Baca berita dengan sedikit iklan, klik di sini

Film

Covarrubias, Leak, dan Calon Arang

Salah satu bagian menarik dari pengembaraan Covarrubias di Bali adalah keingintahuannya akan leak. Leak sampai kapan pun tetap menjadi teka-teki.

27 Juni 2005 | 00.00 WIB

Image of Tempo
Perbesar

Baca berita dengan sedikit iklan, klik di sini

Ketika saya tertarik mempelajari leak, teman Bali saya melarang. Ia mengingatkan, saya pasti bakal ketiban malapetaka….

Ya, Covarrubias begitu penasaran ingin melihat dengan mata kepala sendiri sosok leak. Di mana-mana ia mendengar cerita bahwa orang yang mempelajari ilmu teluh ini mampu berubah wujud menjadi bola api, binatang atau makhluk bertaring telanjang dengan lidah menjulur dan susu menggeloyor. Dan bisa terbang di atas wuwungan rumah, lalu mengisap darah orang dewasa atau menculik bayi-bayi.

Lelaki Meksiko ini menyusuri daerah Pemecutan. Daerah ini terkenal karena setiap malam terdapat bola-bola api misterius menyala berkelebatan di pepohonan kelapa. Covarrubias mencari mereka yang pernah belajar ilmu leak. ”Saya pernah mendapat pengakuan dari seorang teman bahwa proses transformasi itu sangat menyakitkan. Mula-mula kepala seperti pecah, lambat laun lidah membengkak besar, makin memanjang, memanjang sampai ke luar mulut…,” begitu ditulisnya.

Sampai suatu hari, terbetik kabar seorang bangsawan Bali akan mendemonstrasikan kepada turis yang menginap di hotel Bali bagaimana manusia berubah menjadi leak. Malam itu, Covarrubias beserta sejumlah orang asing serta pegawai pemerintah Belanda berkumpul di sebuah pekuburan di Pemecutan.

Sang bangsawan meminta agar mematikan senter. Suasana gelap-gulita. Setelah lama menunggu, mendadak ada cahaya hijau berkelebat di salah satu gundukan makam. Mereka menahan napas. ”Tapi seorang petugas Belanda di samping saya tiba-tiba menyalakan dan mengarahkan senternya, cahaya hijau jadinya lenyap.”

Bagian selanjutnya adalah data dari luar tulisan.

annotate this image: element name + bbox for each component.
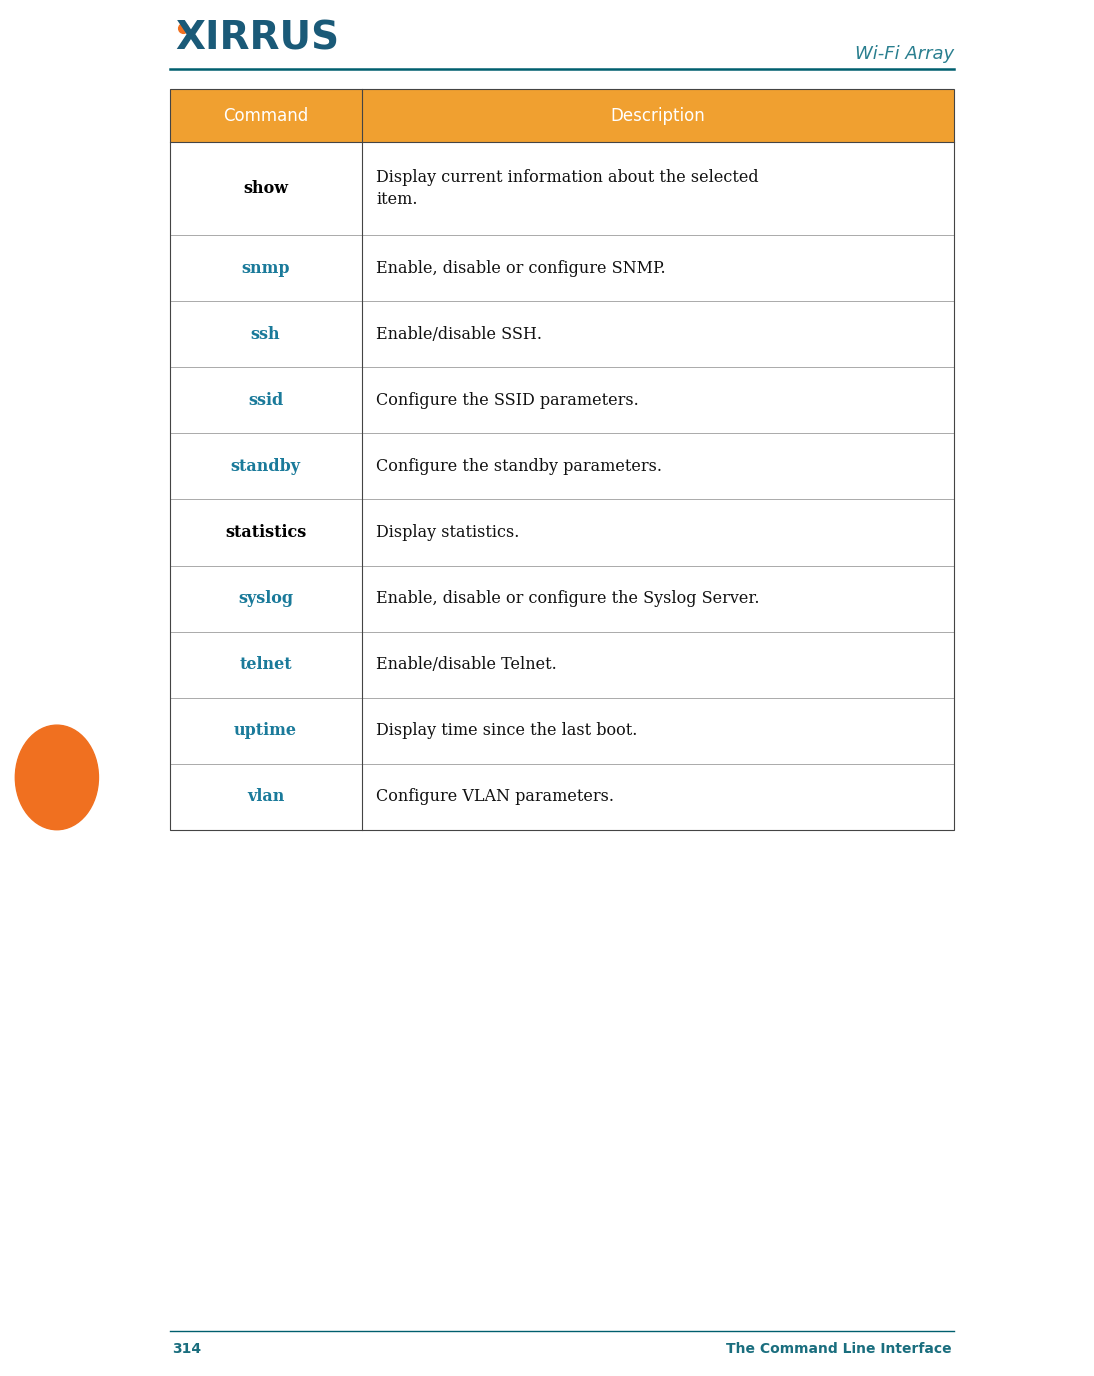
Text: vlan: vlan	[247, 788, 284, 805]
Text: syslog: syslog	[238, 590, 293, 607]
Text: Enable/disable Telnet.: Enable/disable Telnet.	[376, 656, 557, 673]
Text: Configure VLAN parameters.: Configure VLAN parameters.	[376, 788, 614, 805]
Bar	[170, 433, 954, 499]
Text: Display current information about the selected
item.: Display current information about the se…	[376, 169, 758, 208]
Bar	[170, 301, 954, 367]
Bar	[170, 89, 954, 830]
Text: Command: Command	[223, 106, 309, 125]
Bar	[170, 499, 954, 566]
Bar	[170, 89, 954, 142]
Text: Enable, disable or configure the Syslog Server.: Enable, disable or configure the Syslog …	[376, 590, 759, 607]
Text: statistics: statistics	[225, 524, 306, 541]
Text: Wi-Fi Array: Wi-Fi Array	[854, 45, 954, 63]
Text: uptime: uptime	[234, 722, 298, 739]
Text: Configure the SSID parameters.: Configure the SSID parameters.	[376, 392, 639, 409]
Text: Display statistics.: Display statistics.	[376, 524, 520, 541]
Text: Display time since the last boot.: Display time since the last boot.	[376, 722, 638, 739]
Text: ssh: ssh	[251, 326, 280, 343]
Text: Configure the standby parameters.: Configure the standby parameters.	[376, 458, 662, 475]
Bar	[170, 632, 954, 698]
Bar	[170, 235, 954, 301]
Text: show: show	[243, 180, 288, 197]
Text: telnet: telnet	[240, 656, 292, 673]
Bar	[170, 764, 954, 830]
Text: snmp: snmp	[242, 260, 290, 277]
Bar	[170, 367, 954, 433]
Text: Description: Description	[610, 106, 706, 125]
Circle shape	[15, 725, 98, 830]
Text: Enable/disable SSH.: Enable/disable SSH.	[376, 326, 542, 343]
Bar	[170, 698, 954, 764]
Text: 314: 314	[172, 1342, 201, 1355]
Text: Enable, disable or configure SNMP.: Enable, disable or configure SNMP.	[376, 260, 665, 277]
Text: The Command Line Interface: The Command Line Interface	[726, 1342, 952, 1355]
Text: XIRRUS: XIRRUS	[175, 19, 339, 58]
Text: standby: standby	[231, 458, 301, 475]
Text: ssid: ssid	[248, 392, 283, 409]
Bar	[170, 566, 954, 632]
Bar	[170, 142, 954, 235]
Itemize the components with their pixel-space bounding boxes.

Pernah Covarrubias mendapatkan lontar yang isinya petunjuk-petunjuk menjadi leak. Dengan bantuan seorang guru, ia berusaha memahami. Di situ diuraikan ada 48 jenis transformasi, lengkap dengan rapalannya. Entah mencoba mempraktekkan atau tidak, yang jelas ia menuliskan, misalnya untuk berubah menjadi monyet seseorang harus merapalkan ”AH! Hreng hrang hrung, UH! Heh kwek kwek” sebanyak tiga kali. Untuk kembali ke normal, ia harus mengucap mantra pembersihan: ”Ong, Brahma mulih ring serira teka sedep telas, muksaning djati, teka purna, teka udep, teka udep, teka udep, ening djanma djati….”

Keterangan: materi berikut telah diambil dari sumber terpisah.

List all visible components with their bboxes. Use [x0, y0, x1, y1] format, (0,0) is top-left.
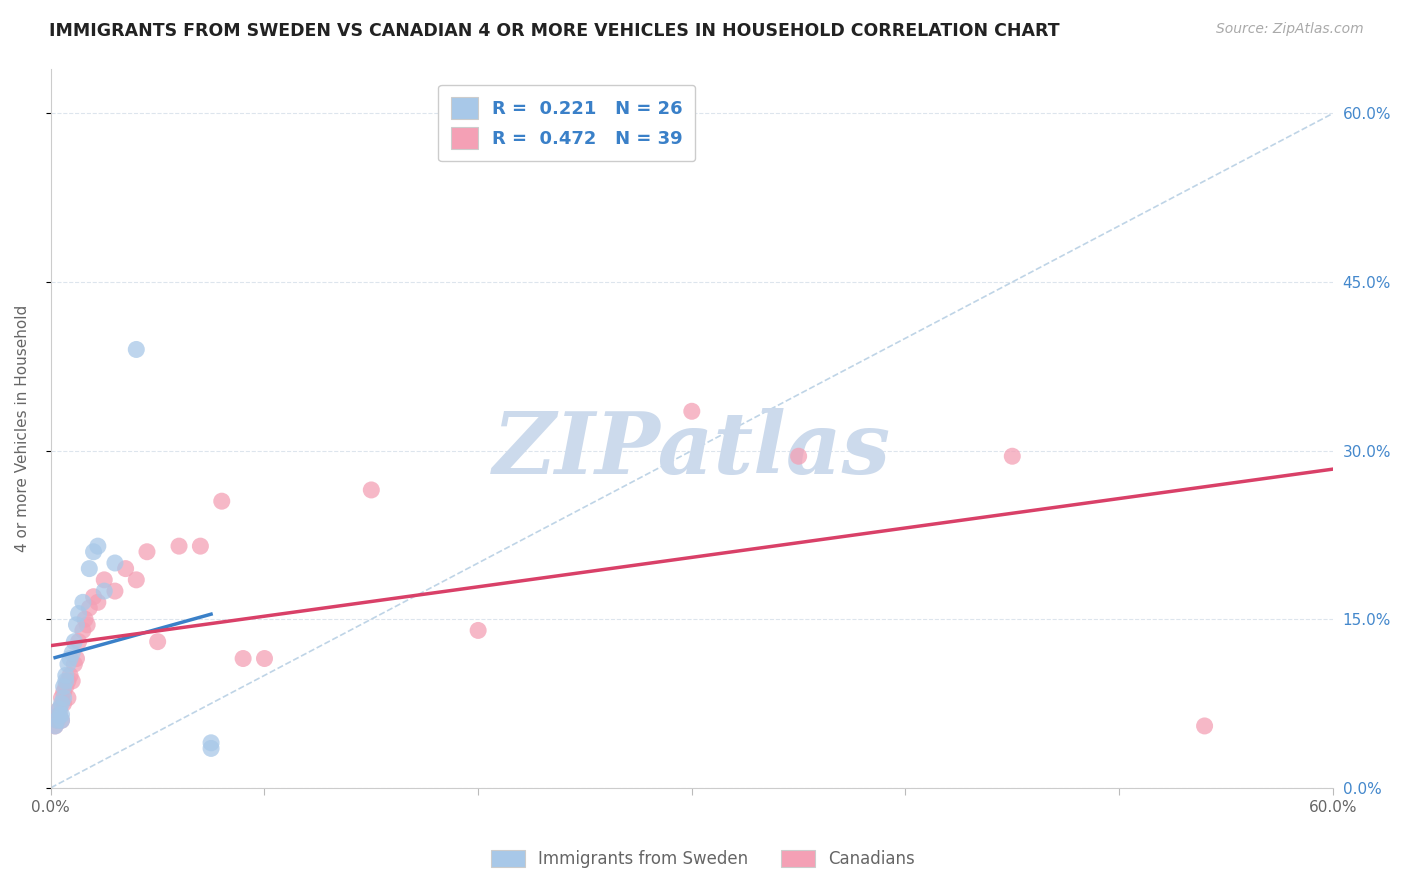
Point: [48, 702, 70, 716]
Point: [63, 634, 86, 648]
Y-axis label: 4 or more Vehicles in Household: 4 or more Vehicles in Household: [15, 304, 30, 552]
Point: [87, 595, 110, 609]
Point: [52, 685, 75, 699]
Text: IMMIGRANTS FROM SWEDEN VS CANADIAN 4 OR MORE VEHICLES IN HOUSEHOLD CORRELATION C: IMMIGRANTS FROM SWEDEN VS CANADIAN 4 OR …: [49, 22, 1060, 40]
Point: [125, 343, 148, 357]
Point: [65, 651, 87, 665]
Point: [200, 736, 222, 750]
Point: [46, 714, 69, 728]
Point: [51, 714, 73, 728]
Point: [125, 573, 148, 587]
Point: [67, 634, 90, 648]
Point: [65, 617, 87, 632]
Point: [114, 561, 136, 575]
Point: [44, 719, 66, 733]
Point: [60, 646, 83, 660]
Point: [232, 651, 254, 665]
Point: [56, 690, 79, 705]
Point: [55, 668, 77, 682]
Point: [46, 714, 69, 728]
Point: [48, 702, 70, 716]
Point: [59, 651, 82, 665]
Point: [93, 573, 115, 587]
Legend: R =  0.221   N = 26, R =  0.472   N = 39: R = 0.221 N = 26, R = 0.472 N = 39: [439, 85, 696, 161]
Point: [73, 612, 96, 626]
Point: [51, 697, 73, 711]
Point: [52, 690, 75, 705]
Point: [51, 690, 73, 705]
Point: [52, 697, 75, 711]
Point: [63, 657, 86, 672]
Point: [83, 590, 105, 604]
Point: [72, 595, 94, 609]
Text: Source: ZipAtlas.com: Source: ZipAtlas.com: [1216, 22, 1364, 37]
Point: [48, 707, 70, 722]
Point: [83, 545, 105, 559]
Point: [56, 657, 79, 672]
Point: [1194, 719, 1216, 733]
Point: [59, 668, 82, 682]
Point: [55, 680, 77, 694]
Point: [44, 719, 66, 733]
Point: [48, 707, 70, 722]
Point: [51, 714, 73, 728]
Point: [76, 617, 98, 632]
Point: [1001, 449, 1024, 463]
Legend: Immigrants from Sweden, Canadians: Immigrants from Sweden, Canadians: [485, 843, 921, 875]
Point: [360, 483, 382, 497]
Point: [253, 651, 276, 665]
Point: [79, 561, 101, 575]
Point: [56, 673, 79, 688]
Point: [104, 556, 127, 570]
Point: [67, 607, 90, 621]
Point: [72, 624, 94, 638]
Point: [211, 494, 233, 508]
Point: [55, 673, 77, 688]
Point: [104, 584, 127, 599]
Point: [60, 673, 83, 688]
Point: [146, 634, 169, 648]
Point: [79, 601, 101, 615]
Point: [87, 539, 110, 553]
Point: [787, 449, 810, 463]
Point: [681, 404, 703, 418]
Text: ZIPatlas: ZIPatlas: [492, 408, 891, 491]
Point: [190, 539, 212, 553]
Point: [93, 584, 115, 599]
Point: [51, 707, 73, 722]
Point: [136, 545, 159, 559]
Point: [167, 539, 190, 553]
Point: [52, 680, 75, 694]
Point: [200, 741, 222, 756]
Point: [467, 624, 489, 638]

Covarrubias juga aktif memburu pertunjukan Calon Arang. Calon Arang adalah drama yang dalam kisahnya terdapat seorang tokoh yang melakukan praktek pangleakan. Tersebutlah Janda Dirah. Lantaran putrinya, Ratna Menggali, yang cantik ditolak jadi istri raja, ia lalu berubah wujud menjadi rangda, makhluk mengerikan yang menyebarkan wabah. Para pemuda berkeris melawannya. Tapi, atas kesaktiannya, para pemuda itu malah terhipnotis menusuk-nusukkan keris ke dada sendiri.

Mpu Baradah mencegah agar darah tak mengucur. Oleh Mpu Baradah, lalu dimunculkan barong yang melawan leak. Barong melakukan eksorsisme atas daya-daya jahat. Terjadilah pertempuran abadi antara rangda dan barong. Covarrubias menyaksikan sering para penari keris sampai berguling-guling di tanah, histeris, menangis meraung-raung bak anak kecil, bercucuran air mata. Sementara pemain yang memerankan rangda kerap kerasukan, mengamuk tak terkontrol, lalu lari ke kegelapan pohon-pohon.

Sampai Covarrubias pulang, ia tetap belum melihat leak. Tapi bukunya meninggalkan cerita-cerita eksotik. Tentang perang teluh di malam hari—yang membuat langit seperti berpendaran. Tentang Calon Arang yang bisa membuat baik pemain maupun penonton trans. Yang bila dibaca orang bisa menimbulkan pertanyaan: benarkah mereka bisa menyaksikan semua itu?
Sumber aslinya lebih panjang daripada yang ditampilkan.